I have a thing for young adult fiction, science fiction, fantasy, and magic. I spent hours as a child in the backyard, under a tree, reading about worlds I’d much rather be in. That tendency has followed me into adulthood. Except, now I read on the couch with a cup of coffee.

Jennifer is sent to the park to watch her brother while their mother studies for an exam.

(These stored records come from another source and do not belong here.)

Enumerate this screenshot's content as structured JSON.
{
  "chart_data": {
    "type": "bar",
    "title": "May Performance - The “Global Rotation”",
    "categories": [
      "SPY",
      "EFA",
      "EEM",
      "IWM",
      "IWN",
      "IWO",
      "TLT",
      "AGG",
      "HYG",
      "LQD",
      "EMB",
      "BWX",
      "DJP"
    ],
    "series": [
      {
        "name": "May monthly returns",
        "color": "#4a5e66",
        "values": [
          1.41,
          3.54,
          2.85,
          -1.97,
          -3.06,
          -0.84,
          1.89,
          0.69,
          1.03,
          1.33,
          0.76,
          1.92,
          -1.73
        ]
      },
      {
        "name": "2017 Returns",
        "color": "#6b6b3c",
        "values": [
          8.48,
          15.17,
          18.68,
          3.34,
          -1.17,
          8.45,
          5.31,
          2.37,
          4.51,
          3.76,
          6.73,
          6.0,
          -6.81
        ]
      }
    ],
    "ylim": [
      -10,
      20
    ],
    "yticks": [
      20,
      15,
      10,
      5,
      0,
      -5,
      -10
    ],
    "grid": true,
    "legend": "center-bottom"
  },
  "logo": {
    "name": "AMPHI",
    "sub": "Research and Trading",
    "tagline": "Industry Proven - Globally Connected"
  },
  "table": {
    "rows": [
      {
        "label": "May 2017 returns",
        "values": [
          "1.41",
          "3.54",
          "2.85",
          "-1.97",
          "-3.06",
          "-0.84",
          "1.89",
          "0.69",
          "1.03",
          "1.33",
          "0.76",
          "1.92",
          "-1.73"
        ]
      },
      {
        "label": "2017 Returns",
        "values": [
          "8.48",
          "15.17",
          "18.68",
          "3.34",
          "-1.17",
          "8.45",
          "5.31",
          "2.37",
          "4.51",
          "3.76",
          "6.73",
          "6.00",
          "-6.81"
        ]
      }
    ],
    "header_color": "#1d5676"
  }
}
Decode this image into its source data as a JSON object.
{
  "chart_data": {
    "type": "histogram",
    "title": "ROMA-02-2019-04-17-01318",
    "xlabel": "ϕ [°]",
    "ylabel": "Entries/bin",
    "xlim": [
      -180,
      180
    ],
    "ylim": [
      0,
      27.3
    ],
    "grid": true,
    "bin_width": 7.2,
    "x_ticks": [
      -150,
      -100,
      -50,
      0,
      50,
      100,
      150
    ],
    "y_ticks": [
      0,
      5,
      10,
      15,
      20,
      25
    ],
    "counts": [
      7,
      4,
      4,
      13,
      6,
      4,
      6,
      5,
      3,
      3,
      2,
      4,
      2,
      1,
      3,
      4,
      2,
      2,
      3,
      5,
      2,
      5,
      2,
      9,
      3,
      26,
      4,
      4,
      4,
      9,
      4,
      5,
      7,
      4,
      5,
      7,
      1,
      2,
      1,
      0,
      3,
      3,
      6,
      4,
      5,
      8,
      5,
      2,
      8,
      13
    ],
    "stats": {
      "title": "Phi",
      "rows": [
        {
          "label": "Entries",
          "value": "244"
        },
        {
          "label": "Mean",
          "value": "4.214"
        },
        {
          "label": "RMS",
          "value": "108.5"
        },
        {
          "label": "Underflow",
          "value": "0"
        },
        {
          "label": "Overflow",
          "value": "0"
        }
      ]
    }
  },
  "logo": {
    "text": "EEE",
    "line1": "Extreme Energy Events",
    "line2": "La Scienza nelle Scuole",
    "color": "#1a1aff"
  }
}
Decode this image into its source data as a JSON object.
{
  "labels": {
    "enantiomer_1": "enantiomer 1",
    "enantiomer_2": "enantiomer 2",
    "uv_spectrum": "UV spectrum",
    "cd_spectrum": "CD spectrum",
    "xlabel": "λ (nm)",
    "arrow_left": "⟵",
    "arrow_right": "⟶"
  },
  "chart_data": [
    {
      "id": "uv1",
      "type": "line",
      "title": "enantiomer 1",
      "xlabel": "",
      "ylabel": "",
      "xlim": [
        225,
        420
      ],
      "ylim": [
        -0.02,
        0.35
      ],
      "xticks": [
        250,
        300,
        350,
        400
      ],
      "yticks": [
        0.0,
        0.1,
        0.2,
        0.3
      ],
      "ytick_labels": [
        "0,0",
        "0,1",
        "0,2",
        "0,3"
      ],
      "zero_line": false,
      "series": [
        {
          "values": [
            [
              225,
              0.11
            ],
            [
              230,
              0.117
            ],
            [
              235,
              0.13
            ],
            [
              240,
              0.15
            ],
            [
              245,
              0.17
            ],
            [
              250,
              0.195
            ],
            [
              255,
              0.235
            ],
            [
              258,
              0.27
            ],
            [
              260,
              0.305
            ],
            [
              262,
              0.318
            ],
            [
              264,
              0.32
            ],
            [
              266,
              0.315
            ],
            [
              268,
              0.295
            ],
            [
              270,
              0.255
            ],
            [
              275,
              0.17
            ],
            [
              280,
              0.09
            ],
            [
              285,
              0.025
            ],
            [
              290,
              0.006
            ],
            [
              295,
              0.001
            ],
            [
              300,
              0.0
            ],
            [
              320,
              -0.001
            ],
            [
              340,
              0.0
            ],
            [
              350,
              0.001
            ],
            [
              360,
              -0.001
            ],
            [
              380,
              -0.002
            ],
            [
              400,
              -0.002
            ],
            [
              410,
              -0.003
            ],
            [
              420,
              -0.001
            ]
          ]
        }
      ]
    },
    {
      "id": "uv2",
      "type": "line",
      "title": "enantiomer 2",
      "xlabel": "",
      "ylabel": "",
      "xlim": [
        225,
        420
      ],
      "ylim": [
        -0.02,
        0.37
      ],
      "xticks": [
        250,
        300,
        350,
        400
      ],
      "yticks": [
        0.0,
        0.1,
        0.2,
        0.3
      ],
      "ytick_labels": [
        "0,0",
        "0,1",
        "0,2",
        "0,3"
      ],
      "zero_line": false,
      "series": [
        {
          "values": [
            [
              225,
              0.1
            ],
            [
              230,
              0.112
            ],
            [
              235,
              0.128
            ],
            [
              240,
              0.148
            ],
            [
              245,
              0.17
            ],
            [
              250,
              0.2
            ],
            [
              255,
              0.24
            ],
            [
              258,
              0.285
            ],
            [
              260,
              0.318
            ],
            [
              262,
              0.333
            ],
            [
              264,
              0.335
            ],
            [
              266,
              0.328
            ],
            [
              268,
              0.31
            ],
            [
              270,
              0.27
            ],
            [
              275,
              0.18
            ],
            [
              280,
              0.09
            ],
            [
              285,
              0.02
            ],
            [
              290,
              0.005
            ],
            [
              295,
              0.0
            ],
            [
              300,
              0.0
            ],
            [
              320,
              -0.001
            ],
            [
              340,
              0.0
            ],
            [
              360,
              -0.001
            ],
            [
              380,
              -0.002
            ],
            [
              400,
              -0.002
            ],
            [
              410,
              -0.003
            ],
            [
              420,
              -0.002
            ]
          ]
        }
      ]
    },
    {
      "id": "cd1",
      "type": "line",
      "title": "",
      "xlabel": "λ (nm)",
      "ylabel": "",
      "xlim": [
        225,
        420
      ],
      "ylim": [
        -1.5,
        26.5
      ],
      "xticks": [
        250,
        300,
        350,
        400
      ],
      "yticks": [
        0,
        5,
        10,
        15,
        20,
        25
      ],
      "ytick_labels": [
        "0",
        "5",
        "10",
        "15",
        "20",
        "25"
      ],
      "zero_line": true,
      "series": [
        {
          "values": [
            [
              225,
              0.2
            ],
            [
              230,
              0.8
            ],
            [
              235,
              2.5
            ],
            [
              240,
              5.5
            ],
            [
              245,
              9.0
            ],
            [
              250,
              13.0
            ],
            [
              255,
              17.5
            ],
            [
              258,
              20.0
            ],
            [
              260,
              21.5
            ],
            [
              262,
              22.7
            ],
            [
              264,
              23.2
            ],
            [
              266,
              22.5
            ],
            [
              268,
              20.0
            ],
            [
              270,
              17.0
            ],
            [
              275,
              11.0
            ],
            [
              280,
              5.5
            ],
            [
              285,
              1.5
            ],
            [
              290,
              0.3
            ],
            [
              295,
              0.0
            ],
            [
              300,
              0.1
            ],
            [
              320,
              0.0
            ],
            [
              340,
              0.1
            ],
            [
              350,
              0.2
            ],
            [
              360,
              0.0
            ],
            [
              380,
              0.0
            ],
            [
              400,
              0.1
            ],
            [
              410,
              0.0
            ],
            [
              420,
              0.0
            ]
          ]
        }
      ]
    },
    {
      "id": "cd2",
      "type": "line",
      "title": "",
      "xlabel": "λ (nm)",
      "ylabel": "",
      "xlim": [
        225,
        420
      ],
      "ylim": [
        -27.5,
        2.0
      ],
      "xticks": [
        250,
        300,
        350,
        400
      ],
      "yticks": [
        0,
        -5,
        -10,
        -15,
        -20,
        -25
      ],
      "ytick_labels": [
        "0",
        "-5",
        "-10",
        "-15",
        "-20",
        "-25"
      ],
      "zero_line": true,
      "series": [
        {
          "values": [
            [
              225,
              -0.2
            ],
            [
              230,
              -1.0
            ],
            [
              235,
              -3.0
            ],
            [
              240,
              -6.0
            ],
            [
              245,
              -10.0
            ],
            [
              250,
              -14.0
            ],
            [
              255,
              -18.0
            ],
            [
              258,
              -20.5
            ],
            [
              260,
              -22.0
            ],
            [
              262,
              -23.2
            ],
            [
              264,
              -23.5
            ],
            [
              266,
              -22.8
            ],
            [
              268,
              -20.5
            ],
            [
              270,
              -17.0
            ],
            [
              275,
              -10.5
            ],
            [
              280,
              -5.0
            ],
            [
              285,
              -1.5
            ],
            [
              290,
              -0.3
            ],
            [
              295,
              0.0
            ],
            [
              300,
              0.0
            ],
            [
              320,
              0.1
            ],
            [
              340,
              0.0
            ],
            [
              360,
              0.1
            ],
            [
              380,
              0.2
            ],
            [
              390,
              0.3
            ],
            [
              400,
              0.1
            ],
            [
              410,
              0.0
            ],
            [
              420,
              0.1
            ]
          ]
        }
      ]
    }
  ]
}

She’s hot, bored and not impressed with having to be there. When a pigeon actually talks to her, she’s convinced it’s some kind of prank and there’s a hidden camera. After a fair amount of convincing that he’s really talking to her, she learns that he’s accidentally turned himself into a pigeon that lives forever by messing up a spell. At the same time, a colleague of his (who isn’t very pleasant) was accidentally turned into a hawk.

Jennifer, her brother and a few friends decide that they’ll help Whitehair (the pigeon) try to reverse the spell so he can undo what he’s done. During the process, they manage to lie to their parents, befriend a homeless man, break into a museum, nearly get beaten up by a group of street musicians and almost get killed by someone who wants the book with the spell for himself. In the end, they learn quite a bit about themselves and also how important it is to remember that things are not what they seem.

I couldn’t have spent a more enjoyable two hours this afternoon than with Things are Not What They Seem by Anne Rothman & Kenneth Hicks. You can read it yourself for only .99c on Kindle.